Poverty belongs in a museum

“Poverty does not belong in civilized human society. Its proper place is in a museum.”

Muhammad Yunus, Nobel Peace Prize recipient and founder of the Grameen Bank

What a captivating vision. A vision that poverty and its impacts are nothing but a relic; a memory.

Unfortunately, there continues to be widespread poverty throughout the world, including within this “lucky country” of ours.

The word “poverty” can conjure up different images for different people but let me share with you the impact of poverty Samaritans sees in regional communities every day.

Poverty looks like a trans teen feeling forced to leave home and ending up in a crisis refuge over Christmas, unable to afford somewhere to live on youth allowance.

Poverty looks like a family of eight living in a motel for nearly a year because landlords keep knocking back their large family.

Poverty looks like a person getting evicted while looking for work because they missed a month of rent to fix their car, then they couldn’t catch up.

These are real experiences of people Samaritans has supported in your community. There is a common thread in each of these stories: when a person is not earning adequate income, when families are in financial stress and our entire country lacks affordable housing options, poverty is the result.

Poverty traps people in a cycle that’s near impossible to escape.

I know that as a community we believe this is unacceptable. No-one should be struggling week-to-week simply to keep a roof over their head and food on the table.

The good news is that the solution is within reach.

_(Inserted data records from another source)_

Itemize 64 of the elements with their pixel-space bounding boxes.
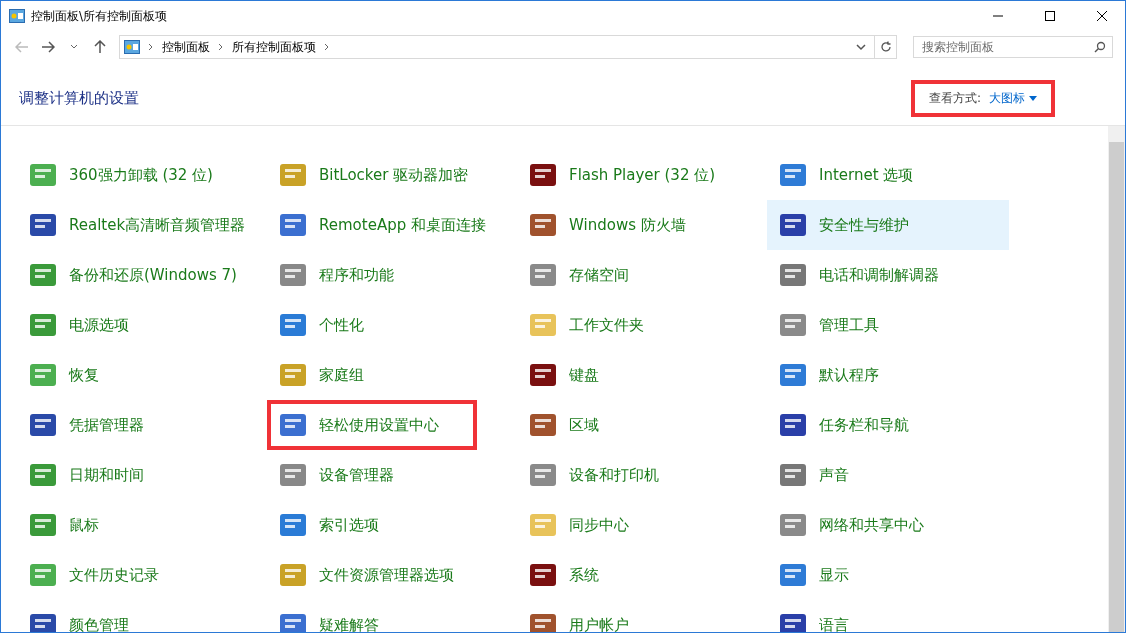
control-panel-item[interactable]: 轻松使用设置中心 <box>267 400 477 450</box>
control-panel-item[interactable]: 电源选项 <box>17 300 259 350</box>
chevron-icon <box>324 43 330 51</box>
control-panel-item[interactable]: 存储空间 <box>517 250 759 300</box>
control-panel-item[interactable]: BitLocker 驱动器加密 <box>267 150 509 200</box>
control-panel-item[interactable]: 疑难解答 <box>267 600 509 632</box>
control-panel-item[interactable]: 文件历史记录 <box>17 550 259 600</box>
view-label: 查看方式: <box>928 89 981 107</box>
control-panel-item[interactable]: 文件资源管理器选项 <box>267 550 509 600</box>
control-panel-item[interactable]: 用户帐户 <box>517 600 759 632</box>
control-panel-item[interactable]: 备份和还原(Windows 7) <box>17 250 259 300</box>
forward-arrow-icon <box>41 41 55 53</box>
control-panel-item[interactable]: 360强力卸载 (32 位) <box>17 150 259 200</box>
page-heading: 调整计算机的设置 <box>19 88 140 108</box>
control-panel-item[interactable]: RemoteApp 和桌面连接 <box>267 200 509 250</box>
control-panel-item[interactable]: 显示 <box>767 550 1009 600</box>
control-panel-item[interactable]: 家庭组 <box>267 350 509 400</box>
control-panel-item[interactable]: 系统 <box>517 550 759 600</box>
breadcrumb[interactable]: 控制面板 <box>162 38 210 56</box>
scrollbar[interactable] <box>1108 126 1125 632</box>
control-panel-item[interactable]: 恢复 <box>17 350 259 400</box>
chevron-icon <box>218 43 224 51</box>
search-icon <box>1094 41 1106 53</box>
control-panel-item[interactable]: 管理工具 <box>767 300 1009 350</box>
control-panel-item[interactable]: 日期和时间 <box>17 450 259 500</box>
control-panel-icon <box>9 9 25 23</box>
control-panel-item[interactable]: 网络和共享中心 <box>767 500 1009 550</box>
control-panel-item[interactable]: 区域 <box>517 400 759 450</box>
chevron-icon <box>148 43 154 51</box>
up-arrow-icon <box>94 40 106 54</box>
caret-icon <box>70 44 78 50</box>
control-panel-item[interactable]: 凭据管理器 <box>17 400 259 450</box>
control-panel-item[interactable]: 声音 <box>767 450 1009 500</box>
address-bar[interactable]: 控制面板 所有控制面板项 <box>119 35 897 59</box>
control-panel-item[interactable]: 同步中心 <box>517 500 759 550</box>
control-panel-item[interactable]: 设备管理器 <box>267 450 509 500</box>
control-panel-item[interactable]: 键盘 <box>517 350 759 400</box>
control-panel-item[interactable]: Realtek高清晰音频管理器 <box>17 200 259 250</box>
refresh-icon <box>879 41 892 53</box>
control-panel-item[interactable]: 鼠标 <box>17 500 259 550</box>
control-panel-item[interactable]: Windows 防火墙 <box>517 200 759 250</box>
breadcrumb[interactable]: 所有控制面板项 <box>232 38 316 56</box>
control-panel-item[interactable]: 安全性与维护 <box>767 200 1009 250</box>
control-panel-item[interactable]: 颜色管理 <box>17 600 259 632</box>
control-panel-icon <box>124 40 140 54</box>
control-panel-item[interactable]: 索引选项 <box>267 500 509 550</box>
maximize-icon <box>1044 10 1056 22</box>
control-panel-item[interactable]: 个性化 <box>267 300 509 350</box>
close-icon <box>1096 10 1108 22</box>
window-title: 控制面板\所有控制面板项 <box>31 7 169 25</box>
back-arrow-icon <box>15 41 29 53</box>
control-panel-item[interactable]: 任务栏和导航 <box>767 400 1009 450</box>
dropdown-icon[interactable] <box>856 43 866 51</box>
control-panel-item[interactable]: 语言 <box>767 600 1009 632</box>
control-panel-item[interactable]: Internet 选项 <box>767 150 1009 200</box>
control-panel-item[interactable]: Flash Player (32 位) <box>517 150 759 200</box>
search-field[interactable]: 搜索控制面板 <box>913 36 1113 58</box>
control-panel-item[interactable]: 工作文件夹 <box>517 300 759 350</box>
control-panel-item[interactable]: 电话和调制解调器 <box>767 250 1009 300</box>
control-panel-item[interactable]: 默认程序 <box>767 350 1009 400</box>
caret-icon <box>1029 95 1037 101</box>
control-panel-item[interactable]: 程序和功能 <box>267 250 509 300</box>
control-panel-item[interactable]: 设备和打印机 <box>517 450 759 500</box>
view-dropdown[interactable]: 大图标 <box>989 89 1037 107</box>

But that requires us to increase housing options and increase the income for the lowest earners in our country.

To achieve this, State and Federal Governments must work together to increase the availability of affordable and social housing, and the Morrison Government must raise the rate of payments for jobseekers (Newstart) and young people studying (Youth Allowance).

Both of these actions are the subject of major campaigns being led by the community sector.

Everybody’s Home is a call on governments to fix the broken housing system.

Raise The Rate is a call on the Federal Government to raise the rates of Newstart and Youth Allowance, so that people searching for work and young people studying have a chance to break out of the poverty trap.      

The Hunter community has long-supported one another when times get tough. We believe in the true meaning of a fair go and that looks like supporting people in need.

Throughout this week, Newcastle will host numerous events to shine a light on poverty and inequality to mark Anti-Poverty Week.

Keep an eye on the Newcastle Poverty Action Alliance; a local group coordinating and supporting many events during Anti-Poverty Week.

And if you haven’t already, I encourage you to look up the Everybody’s Home and Raise The Rate campaigns, and sign the pledge to support them.

Poverty exists, but we can do something about it.